北境三年,越扶危的信写得很勤。
他写风大,写饭硬,写随军厨子做的汤难喝得很,写自己画图时手冻得握不住笔,又写路上遇到一只很凶的狗,追了他半条街。
豆蔻每次读信都笑,越从舟嘴上嫌他废话多,转头却把信一封封收进匣子。
有一封信上沾了血。
不多,只在边角一点。
我盯着那点血看了很久,当夜便回信骂了他三页。
半个月后,他的回信到了。
信里只有两行,骂得很好。
下次别骂这么久,手累。
我气得把信拍在桌上,豆蔻笑得蹲到地上。
越扶危立功的消息传回京城时,已经是第三年秋。
他绘制的关防图帮北境避开一场大败,又凭着地势图找出敌军粮道,朝廷连发两道嘉奖,赵承砚亲自下旨召他回京。
他回来那日,城门口挤满了人。
我站在人群后头,看见他骑马进城。
他黑了,也瘦了,眉眼比走时锋利许多,衣裳袖口磨得发白,怀里却揣着一只鼓鼓囊囊的纸包。
一见我,他先把纸包递过来。
「北境奶糖,碎了点。
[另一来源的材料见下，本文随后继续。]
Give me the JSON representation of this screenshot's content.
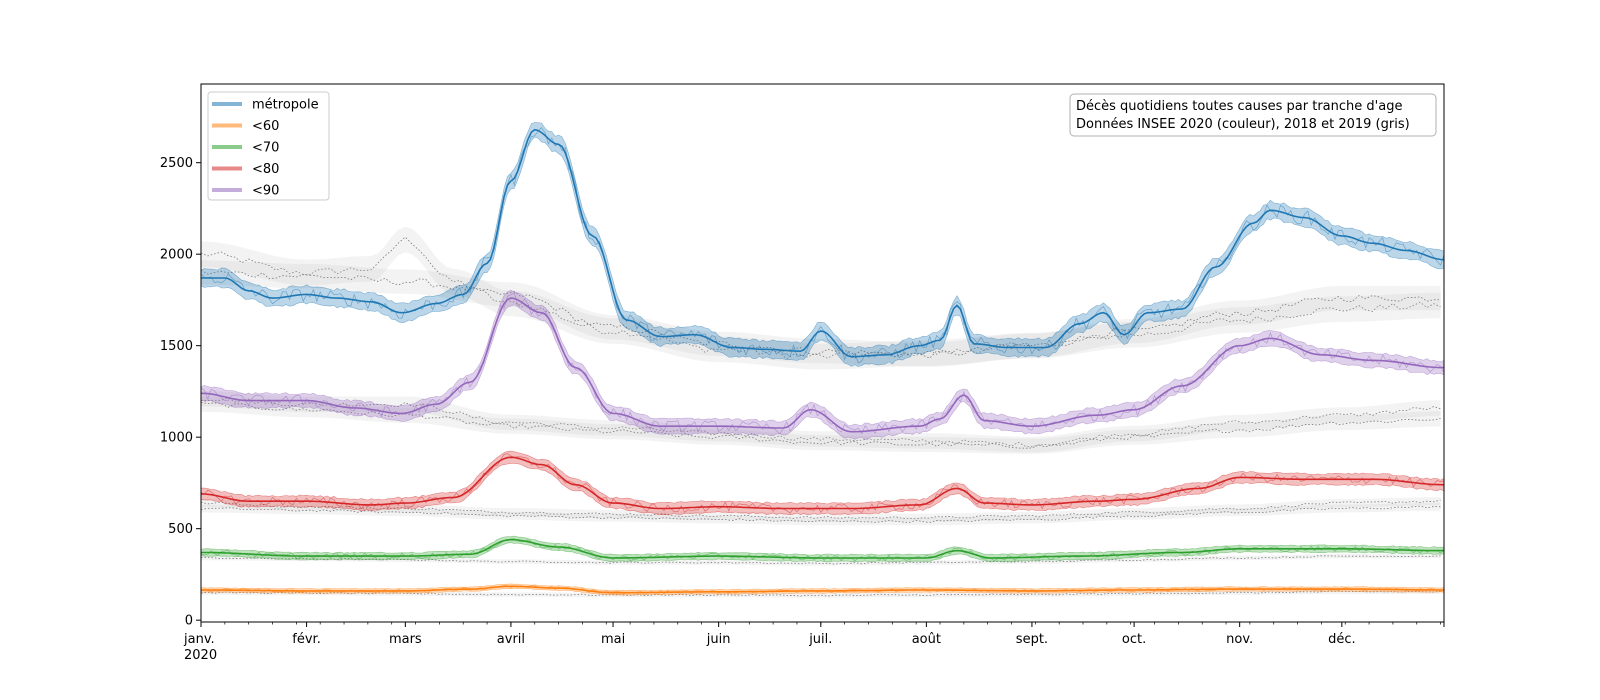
{
  "chart_data": {
    "type": "line",
    "annotation": [
      "Décès quotidiens toutes causes par tranche d'age",
      "Données INSEE 2020 (couleur), 2018 et 2019 (gris)"
    ],
    "x_start": "2020-01-01",
    "x_end": "2020-12-31",
    "x_ticks": [
      {
        "date": "2020-01-01",
        "label": "janv.",
        "sublabel": "2020"
      },
      {
        "date": "2020-02-01",
        "label": "févr."
      },
      {
        "date": "2020-03-01",
        "label": "mars"
      },
      {
        "date": "2020-04-01",
        "label": "avril"
      },
      {
        "date": "2020-05-01",
        "label": "mai"
      },
      {
        "date": "2020-06-01",
        "label": "juin"
      },
      {
        "date": "2020-07-01",
        "label": "juil."
      },
      {
        "date": "2020-08-01",
        "label": "août"
      },
      {
        "date": "2020-09-01",
        "label": "sept."
      },
      {
        "date": "2020-10-01",
        "label": "oct."
      },
      {
        "date": "2020-11-01",
        "label": "nov."
      },
      {
        "date": "2020-12-01",
        "label": "déc."
      }
    ],
    "ylim": [
      -10,
      2930
    ],
    "y_ticks": [
      0,
      500,
      1000,
      1500,
      2000,
      2500
    ],
    "legend_position": "top-left",
    "series": [
      {
        "name": "métropole",
        "color": "#1f77b4",
        "band": 55,
        "x": [
          "2020-01-01",
          "2020-01-08",
          "2020-01-15",
          "2020-01-22",
          "2020-02-01",
          "2020-02-10",
          "2020-02-20",
          "2020-02-29",
          "2020-03-10",
          "2020-03-18",
          "2020-03-25",
          "2020-04-01",
          "2020-04-08",
          "2020-04-15",
          "2020-04-25",
          "2020-05-05",
          "2020-05-15",
          "2020-05-25",
          "2020-06-05",
          "2020-06-15",
          "2020-06-25",
          "2020-07-01",
          "2020-07-10",
          "2020-07-20",
          "2020-07-30",
          "2020-08-05",
          "2020-08-10",
          "2020-08-15",
          "2020-08-25",
          "2020-09-05",
          "2020-09-15",
          "2020-09-22",
          "2020-09-28",
          "2020-10-05",
          "2020-10-15",
          "2020-10-25",
          "2020-11-05",
          "2020-11-10",
          "2020-11-20",
          "2020-12-01",
          "2020-12-10",
          "2020-12-20",
          "2020-12-31"
        ],
        "y": [
          1870,
          1870,
          1800,
          1760,
          1780,
          1760,
          1740,
          1680,
          1730,
          1780,
          1950,
          2400,
          2680,
          2600,
          2100,
          1640,
          1550,
          1560,
          1490,
          1480,
          1470,
          1580,
          1440,
          1450,
          1500,
          1530,
          1720,
          1510,
          1490,
          1490,
          1620,
          1680,
          1560,
          1680,
          1700,
          1930,
          2170,
          2240,
          2200,
          2100,
          2060,
          2020,
          1970
        ]
      },
      {
        "name": "<90",
        "color": "#9467bd",
        "band": 45,
        "x": [
          "2020-01-01",
          "2020-01-15",
          "2020-02-01",
          "2020-02-15",
          "2020-02-29",
          "2020-03-10",
          "2020-03-20",
          "2020-04-01",
          "2020-04-10",
          "2020-04-20",
          "2020-05-01",
          "2020-05-15",
          "2020-06-01",
          "2020-06-20",
          "2020-06-28",
          "2020-07-10",
          "2020-07-30",
          "2020-08-05",
          "2020-08-12",
          "2020-08-18",
          "2020-09-01",
          "2020-09-20",
          "2020-10-01",
          "2020-10-15",
          "2020-11-01",
          "2020-11-10",
          "2020-11-25",
          "2020-12-10",
          "2020-12-31"
        ],
        "y": [
          1240,
          1200,
          1200,
          1160,
          1130,
          1180,
          1300,
          1760,
          1680,
          1380,
          1130,
          1060,
          1060,
          1050,
          1150,
          1030,
          1060,
          1100,
          1230,
          1090,
          1060,
          1120,
          1150,
          1280,
          1500,
          1540,
          1450,
          1420,
          1380
        ]
      },
      {
        "name": "<80",
        "color": "#d62728",
        "band": 35,
        "x": [
          "2020-01-01",
          "2020-01-15",
          "2020-02-01",
          "2020-02-20",
          "2020-03-01",
          "2020-03-15",
          "2020-04-01",
          "2020-04-10",
          "2020-04-20",
          "2020-05-01",
          "2020-05-15",
          "2020-06-01",
          "2020-06-20",
          "2020-07-10",
          "2020-07-30",
          "2020-08-10",
          "2020-08-18",
          "2020-09-01",
          "2020-09-20",
          "2020-10-01",
          "2020-10-20",
          "2020-11-01",
          "2020-11-20",
          "2020-12-10",
          "2020-12-31"
        ],
        "y": [
          690,
          650,
          650,
          630,
          640,
          670,
          890,
          850,
          740,
          640,
          610,
          620,
          610,
          610,
          630,
          720,
          640,
          630,
          650,
          660,
          720,
          780,
          770,
          770,
          740
        ]
      },
      {
        "name": "<70",
        "color": "#2ca02c",
        "band": 22,
        "x": [
          "2020-01-01",
          "2020-02-01",
          "2020-03-01",
          "2020-03-20",
          "2020-04-01",
          "2020-04-15",
          "2020-05-01",
          "2020-06-01",
          "2020-07-01",
          "2020-08-01",
          "2020-08-10",
          "2020-08-20",
          "2020-09-15",
          "2020-10-15",
          "2020-11-01",
          "2020-12-01",
          "2020-12-31"
        ],
        "y": [
          370,
          350,
          350,
          360,
          440,
          400,
          340,
          350,
          340,
          340,
          380,
          340,
          350,
          370,
          390,
          390,
          380
        ]
      },
      {
        "name": "<60",
        "color": "#ff7f0e",
        "band": 14,
        "x": [
          "2020-01-01",
          "2020-02-01",
          "2020-03-01",
          "2020-03-20",
          "2020-04-01",
          "2020-04-15",
          "2020-05-01",
          "2020-06-01",
          "2020-07-01",
          "2020-08-01",
          "2020-09-01",
          "2020-10-01",
          "2020-11-01",
          "2020-12-01",
          "2020-12-31"
        ],
        "y": [
          165,
          160,
          160,
          170,
          185,
          175,
          150,
          155,
          160,
          165,
          160,
          165,
          170,
          170,
          165
        ]
      }
    ],
    "reference_series": [
      {
        "x": [
          "2020-01-01",
          "2020-02-01",
          "2020-02-20",
          "2020-03-01",
          "2020-03-15",
          "2020-04-01",
          "2020-05-01",
          "2020-06-01",
          "2020-07-01",
          "2020-08-01",
          "2020-09-01",
          "2020-10-01",
          "2020-11-01",
          "2020-12-01",
          "2020-12-31"
        ],
        "y": [
          2000,
          1900,
          1920,
          2080,
          1850,
          1730,
          1580,
          1480,
          1440,
          1460,
          1500,
          1560,
          1640,
          1700,
          1720
        ]
      },
      {
        "x": [
          "2020-01-01",
          "2020-02-01",
          "2020-03-01",
          "2020-04-01",
          "2020-05-01",
          "2020-06-01",
          "2020-07-01",
          "2020-08-01",
          "2020-09-01",
          "2020-10-01",
          "2020-11-01",
          "2020-12-01",
          "2020-12-31"
        ],
        "y": [
          1900,
          1880,
          1850,
          1780,
          1600,
          1510,
          1470,
          1450,
          1500,
          1580,
          1680,
          1760,
          1760
        ]
      },
      {
        "x": [
          "2020-01-01",
          "2020-02-01",
          "2020-03-01",
          "2020-04-01",
          "2020-05-01",
          "2020-06-01",
          "2020-07-01",
          "2020-08-01",
          "2020-09-01",
          "2020-10-01",
          "2020-11-01",
          "2020-12-01",
          "2020-12-31"
        ],
        "y": [
          1210,
          1180,
          1180,
          1080,
          1050,
          1020,
          990,
          980,
          960,
          1020,
          1080,
          1120,
          1160
        ]
      },
      {
        "x": [
          "2020-01-01",
          "2020-02-01",
          "2020-03-01",
          "2020-04-01",
          "2020-05-01",
          "2020-06-01",
          "2020-07-01",
          "2020-08-01",
          "2020-09-01",
          "2020-10-01",
          "2020-11-01",
          "2020-12-01",
          "2020-12-31"
        ],
        "y": [
          1180,
          1150,
          1120,
          1060,
          1030,
          1000,
          970,
          960,
          950,
          1000,
          1040,
          1080,
          1100
        ]
      },
      {
        "x": [
          "2020-01-01",
          "2020-02-01",
          "2020-03-01",
          "2020-04-01",
          "2020-05-01",
          "2020-06-01",
          "2020-07-01",
          "2020-08-01",
          "2020-09-01",
          "2020-10-01",
          "2020-11-01",
          "2020-12-01",
          "2020-12-31"
        ],
        "y": [
          640,
          620,
          610,
          590,
          580,
          570,
          560,
          560,
          570,
          590,
          610,
          640,
          650
        ]
      },
      {
        "x": [
          "2020-01-01",
          "2020-02-01",
          "2020-03-01",
          "2020-04-01",
          "2020-05-01",
          "2020-06-01",
          "2020-07-01",
          "2020-08-01",
          "2020-09-01",
          "2020-10-01",
          "2020-11-01",
          "2020-12-01",
          "2020-12-31"
        ],
        "y": [
          610,
          600,
          590,
          570,
          560,
          550,
          540,
          540,
          550,
          570,
          590,
          610,
          620
        ]
      },
      {
        "x": [
          "2020-01-01",
          "2020-02-01",
          "2020-03-01",
          "2020-04-01",
          "2020-05-01",
          "2020-06-01",
          "2020-07-01",
          "2020-08-01",
          "2020-09-01",
          "2020-10-01",
          "2020-11-01",
          "2020-12-01",
          "2020-12-31"
        ],
        "y": [
          340,
          335,
          330,
          320,
          315,
          315,
          310,
          315,
          320,
          330,
          340,
          350,
          350
        ]
      },
      {
        "x": [
          "2020-01-01",
          "2020-02-01",
          "2020-03-01",
          "2020-04-01",
          "2020-05-01",
          "2020-06-01",
          "2020-07-01",
          "2020-08-01",
          "2020-09-01",
          "2020-10-01",
          "2020-11-01",
          "2020-12-01",
          "2020-12-31"
        ],
        "y": [
          150,
          148,
          145,
          140,
          138,
          138,
          135,
          138,
          140,
          145,
          150,
          155,
          155
        ]
      }
    ]
  }
}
」
我把东西打开,里面的糖确实碎得不成样子。
我拿起一块放进嘴里,甜味很重,还有一点奶香。
越扶危盯着我,「好吃吗?」
我把话应下,他松了一口气。
「卖糖的小孩说不好吃不要钱,我没尝,怕他讹我。」
我笑出了声,越从舟拄着拐在后头喊:「哥,你能不能先回家?爹等你半日了!」
越扶危回头,「我又没跑。」
豆蔻接话:「你再不回,越老爷子就要亲自来抓你了。」
一群人吵吵闹闹,我站在他们中间,忽然觉得这才是回家。
没有宫门,没有毒药,没有赵承砚那双温柔又残忍的眼睛。
只有一包碎糖,一匹跑得灰头土脸的马,还有越扶危被弟弟骂得还不了嘴。
后来,越扶危入了兵部。
赵承砚召见他的次数多了起来。
军防、粮道、北境兵马,样样都问。
有一日宫宴,赵承砚喝多了,问越扶危,当年若入宫的是我,会不会比长姐好些。
越扶危回来时,身上带着酒气,眼神却很清醒。
我问他怎么答,他坐下喝了一口茶,嫌冷,又放回去。
越扶危掸了掸袖口,「我说陛下问错人了,他又问该问谁。」
越扶危看着我,「我说该问姜大人,问姜夫人,问贵妃娘娘,也问问陛下自己。」
我一时说不出话,越扶危又道,「最后我告诉他,臣妻胆子小,经不起陛下这样问,往后别问了。」
我望向他,「赵承砚没罚你?」
「太后在。」
他答得理直气壮,我终于笑出来。